Now, if you have a very large dataset, then you could face performance problems while loading the DataFrame, or you might not even be able to load the DataFrame due to memory issues.

We can perform two easy steps during the file reading process to reduce the DataFrame’s size.

The first step is to read the columns that we actually require. Let’s look at the code snippet below:

import pandas as pd
cols = ['beer_servings', 'continent']
small_drinks = pd.read_csv('http://bit.ly/drinksbycountry',
usecols = cols)
print(small_drinks.info(memory_usage='deep'))

Explanation

  • The code is almost the same. The only differences are in line 3, where we specify the column names that we are actually interested in; and in line 4, where we pass those column names as the usecols parameter.
  • In line 6, we print the memory usage of our DataFrame. Now, we can see that it uses only 13.6 KB.

Next, the second step that we can take is to convert any object columns that contain some categorical data to the category data type. This reduces the space drastically, as the category data stores only the categorical values internally, but the object data stores each value in the memory.
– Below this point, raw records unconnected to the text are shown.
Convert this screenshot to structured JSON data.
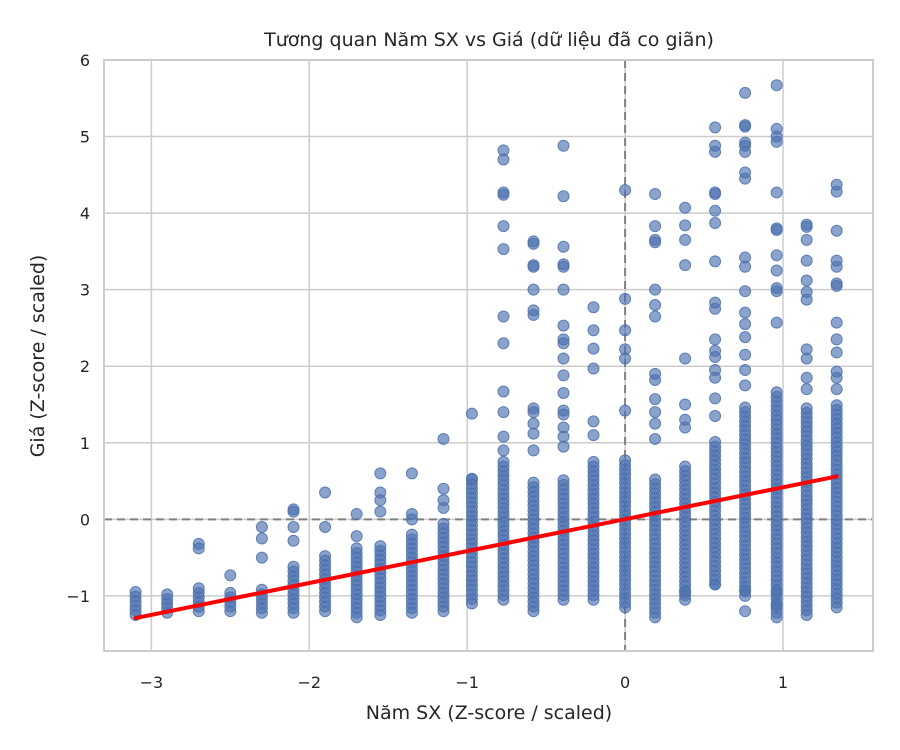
{
  "chart_data": {
    "type": "scatter",
    "title": "Tương quan Năm SX vs Giá (dữ liệu đã co giãn)",
    "xlabel": "Năm SX (Z-score / scaled)",
    "ylabel": "Giá (Z-score / scaled)",
    "xlim": [
      -3.3,
      1.57
    ],
    "ylim": [
      -1.72,
      6.0
    ],
    "xticks": [
      -3,
      -2,
      -1,
      0,
      1
    ],
    "yticks": [
      -1,
      0,
      1,
      2,
      3,
      4,
      5,
      6
    ],
    "xtick_labels": [
      "−3",
      "−2",
      "−1",
      "0",
      "1"
    ],
    "ytick_labels": [
      "−1",
      "0",
      "1",
      "2",
      "3",
      "4",
      "5",
      "6"
    ],
    "grid": true,
    "reference_lines": {
      "x": 0,
      "y": 0,
      "style": "dashed",
      "color": "#808080"
    },
    "point_color": "#4c72b0",
    "point_alpha": 0.65,
    "series": [
      {
        "type": "scatter",
        "columns": [
          {
            "x": -3.1,
            "ymin": -1.25,
            "ymax": -0.95
          },
          {
            "x": -2.9,
            "ymin": -1.22,
            "ymax": -0.95
          },
          {
            "x": -2.7,
            "ymin": -1.2,
            "ymax": -0.9
          },
          {
            "x": -2.5,
            "ymin": -1.2,
            "ymax": -0.95
          },
          {
            "x": -2.3,
            "ymin": -1.22,
            "ymax": -0.88
          },
          {
            "x": -2.1,
            "ymin": -1.22,
            "ymax": -0.58
          },
          {
            "x": -1.9,
            "ymin": -1.2,
            "ymax": -0.45
          },
          {
            "x": -1.7,
            "ymin": -1.28,
            "ymax": -0.35
          },
          {
            "x": -1.55,
            "ymin": -1.25,
            "ymax": -0.3
          },
          {
            "x": -1.35,
            "ymin": -1.22,
            "ymax": -0.2
          },
          {
            "x": -1.15,
            "ymin": -1.2,
            "ymax": -0.05
          },
          {
            "x": -0.97,
            "ymin": -1.1,
            "ymax": 0.55
          },
          {
            "x": -0.77,
            "ymin": -1.05,
            "ymax": 0.75
          },
          {
            "x": -0.58,
            "ymin": -1.2,
            "ymax": 0.5
          },
          {
            "x": -0.39,
            "ymin": -1.05,
            "ymax": 0.55
          },
          {
            "x": -0.2,
            "ymin": -1.05,
            "ymax": 0.8
          },
          {
            "x": 0.0,
            "ymin": -1.15,
            "ymax": 0.8
          },
          {
            "x": 0.19,
            "ymin": -1.28,
            "ymax": 0.55
          },
          {
            "x": 0.38,
            "ymin": -1.05,
            "ymax": 0.7
          },
          {
            "x": 0.57,
            "ymin": -0.85,
            "ymax": 1.05
          },
          {
            "x": 0.76,
            "ymin": -1.0,
            "ymax": 1.5
          },
          {
            "x": 0.96,
            "ymin": -1.28,
            "ymax": 1.7
          },
          {
            "x": 1.15,
            "ymin": -1.25,
            "ymax": 1.5
          },
          {
            "x": 1.34,
            "ymin": -1.15,
            "ymax": 1.5
          }
        ],
        "outliers": [
          [
            -2.7,
            -0.32
          ],
          [
            -2.7,
            -0.38
          ],
          [
            -2.5,
            -0.73
          ],
          [
            -2.3,
            -0.5
          ],
          [
            -2.3,
            -0.25
          ],
          [
            -2.3,
            -0.1
          ],
          [
            -2.1,
            0.1
          ],
          [
            -2.1,
            0.13
          ],
          [
            -2.1,
            -0.1
          ],
          [
            -2.1,
            -0.28
          ],
          [
            -1.9,
            0.35
          ],
          [
            -1.9,
            -0.1
          ],
          [
            -1.7,
            0.07
          ],
          [
            -1.7,
            -0.22
          ],
          [
            -1.55,
            0.6
          ],
          [
            -1.55,
            0.35
          ],
          [
            -1.55,
            0.25
          ],
          [
            -1.55,
            0.1
          ],
          [
            -1.35,
            0.6
          ],
          [
            -1.35,
            0.07
          ],
          [
            -1.35,
            0.0
          ],
          [
            -1.15,
            0.4
          ],
          [
            -1.15,
            0.25
          ],
          [
            -1.15,
            0.15
          ],
          [
            -0.97,
            1.38
          ],
          [
            -0.97,
            0.53
          ],
          [
            -1.15,
            1.05
          ],
          [
            -0.77,
            4.82
          ],
          [
            -0.77,
            4.7
          ],
          [
            -0.77,
            4.27
          ],
          [
            -0.77,
            4.24
          ],
          [
            -0.77,
            3.83
          ],
          [
            -0.77,
            3.53
          ],
          [
            -0.77,
            2.65
          ],
          [
            -0.77,
            2.3
          ],
          [
            -0.77,
            1.67
          ],
          [
            -0.77,
            1.4
          ],
          [
            -0.77,
            1.08
          ],
          [
            -0.77,
            0.9
          ],
          [
            -0.58,
            3.63
          ],
          [
            -0.58,
            3.6
          ],
          [
            -0.58,
            3.32
          ],
          [
            -0.58,
            3.3
          ],
          [
            -0.58,
            3.0
          ],
          [
            -0.58,
            2.73
          ],
          [
            -0.58,
            2.67
          ],
          [
            -0.58,
            1.45
          ],
          [
            -0.58,
            1.4
          ],
          [
            -0.58,
            1.25
          ],
          [
            -0.58,
            1.12
          ],
          [
            -0.58,
            0.9
          ],
          [
            -0.39,
            4.88
          ],
          [
            -0.39,
            4.22
          ],
          [
            -0.39,
            3.56
          ],
          [
            -0.39,
            3.33
          ],
          [
            -0.39,
            3.3
          ],
          [
            -0.39,
            3.0
          ],
          [
            -0.39,
            2.53
          ],
          [
            -0.39,
            2.35
          ],
          [
            -0.39,
            2.3
          ],
          [
            -0.39,
            2.1
          ],
          [
            -0.39,
            1.88
          ],
          [
            -0.39,
            1.65
          ],
          [
            -0.39,
            1.42
          ],
          [
            -0.39,
            1.37
          ],
          [
            -0.39,
            1.2
          ],
          [
            -0.39,
            1.08
          ],
          [
            -0.39,
            0.95
          ],
          [
            -0.2,
            2.77
          ],
          [
            -0.2,
            2.47
          ],
          [
            -0.2,
            2.23
          ],
          [
            -0.2,
            1.97
          ],
          [
            -0.2,
            1.28
          ],
          [
            -0.2,
            1.1
          ],
          [
            0.0,
            4.3
          ],
          [
            0.0,
            2.88
          ],
          [
            0.0,
            2.47
          ],
          [
            0.0,
            2.22
          ],
          [
            0.0,
            2.1
          ],
          [
            0.0,
            1.42
          ],
          [
            0.19,
            4.25
          ],
          [
            0.19,
            3.83
          ],
          [
            0.19,
            3.65
          ],
          [
            0.19,
            3.62
          ],
          [
            0.19,
            3.0
          ],
          [
            0.19,
            2.8
          ],
          [
            0.19,
            2.65
          ],
          [
            0.19,
            1.9
          ],
          [
            0.19,
            1.82
          ],
          [
            0.19,
            1.57
          ],
          [
            0.19,
            1.4
          ],
          [
            0.19,
            1.25
          ],
          [
            0.19,
            1.05
          ],
          [
            0.38,
            4.07
          ],
          [
            0.38,
            3.84
          ],
          [
            0.38,
            3.65
          ],
          [
            0.38,
            3.32
          ],
          [
            0.38,
            2.1
          ],
          [
            0.38,
            1.5
          ],
          [
            0.38,
            1.3
          ],
          [
            0.38,
            1.2
          ],
          [
            0.57,
            5.12
          ],
          [
            0.57,
            4.88
          ],
          [
            0.57,
            4.8
          ],
          [
            0.57,
            4.27
          ],
          [
            0.57,
            4.25
          ],
          [
            0.57,
            4.03
          ],
          [
            0.57,
            3.87
          ],
          [
            0.57,
            3.37
          ],
          [
            0.57,
            2.83
          ],
          [
            0.57,
            2.75
          ],
          [
            0.57,
            2.35
          ],
          [
            0.57,
            2.2
          ],
          [
            0.57,
            2.12
          ],
          [
            0.57,
            1.95
          ],
          [
            0.57,
            1.85
          ],
          [
            0.57,
            1.58
          ],
          [
            0.57,
            1.35
          ],
          [
            0.76,
            5.57
          ],
          [
            0.76,
            5.15
          ],
          [
            0.76,
            5.13
          ],
          [
            0.76,
            4.92
          ],
          [
            0.76,
            4.88
          ],
          [
            0.76,
            4.8
          ],
          [
            0.76,
            4.53
          ],
          [
            0.76,
            4.45
          ],
          [
            0.76,
            3.42
          ],
          [
            0.76,
            3.3
          ],
          [
            0.76,
            2.98
          ],
          [
            0.76,
            2.7
          ],
          [
            0.76,
            2.55
          ],
          [
            0.76,
            2.38
          ],
          [
            0.76,
            2.15
          ],
          [
            0.76,
            1.95
          ],
          [
            0.76,
            1.75
          ],
          [
            0.96,
            5.67
          ],
          [
            0.96,
            5.1
          ],
          [
            0.96,
            5.0
          ],
          [
            0.96,
            4.93
          ],
          [
            0.96,
            4.27
          ],
          [
            0.96,
            3.8
          ],
          [
            0.96,
            3.78
          ],
          [
            0.96,
            3.45
          ],
          [
            0.96,
            3.25
          ],
          [
            0.96,
            3.02
          ],
          [
            0.96,
            2.98
          ],
          [
            0.96,
            2.57
          ],
          [
            1.15,
            3.85
          ],
          [
            1.15,
            3.82
          ],
          [
            1.15,
            3.65
          ],
          [
            1.15,
            3.38
          ],
          [
            1.15,
            3.12
          ],
          [
            1.15,
            2.97
          ],
          [
            1.15,
            2.87
          ],
          [
            1.15,
            2.22
          ],
          [
            1.15,
            2.1
          ],
          [
            1.15,
            1.85
          ],
          [
            1.15,
            1.7
          ],
          [
            1.34,
            4.37
          ],
          [
            1.34,
            4.28
          ],
          [
            1.34,
            3.77
          ],
          [
            1.34,
            3.38
          ],
          [
            1.34,
            3.3
          ],
          [
            1.34,
            3.08
          ],
          [
            1.34,
            3.05
          ],
          [
            1.34,
            2.57
          ],
          [
            1.34,
            2.35
          ],
          [
            1.34,
            2.18
          ],
          [
            1.34,
            1.93
          ],
          [
            1.34,
            1.85
          ],
          [
            1.34,
            1.7
          ],
          [
            0.96,
            -0.95
          ],
          [
            0.76,
            -0.93
          ],
          [
            0.96,
            -1.12
          ],
          [
            0.76,
            -1.2
          ],
          [
            0.57,
            -0.85
          ],
          [
            0.38,
            -0.95
          ]
        ]
      },
      {
        "type": "line",
        "color": "#ff0000",
        "x": [
          -3.1,
          1.34
        ],
        "y": [
          -1.29,
          0.56
        ]
      }
    ]
  }
}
Let’s look at the below code snippet:

import pandas as pd
dtypes = {'continent':'category'}
cols = ['beer_servings', 'continent']
smaller_drinks = pd.read_csv('http://bit.ly/drinksbycountry',
usecols = cols,
dtype = dtypes)
print(smaller_drinks.info(memory_usage='deep'))

Explanation

  • The code is almost the same. The only difference is in line 4, where we specify that continent column is a category column and that while reading the data, pandas should read this column as category instead of object. Then, in line 7, we pass this as a parameter while reading the data.
  • In line 8, we print the memory usage of the DataFrame. We can see that it uses only 2.3 KB!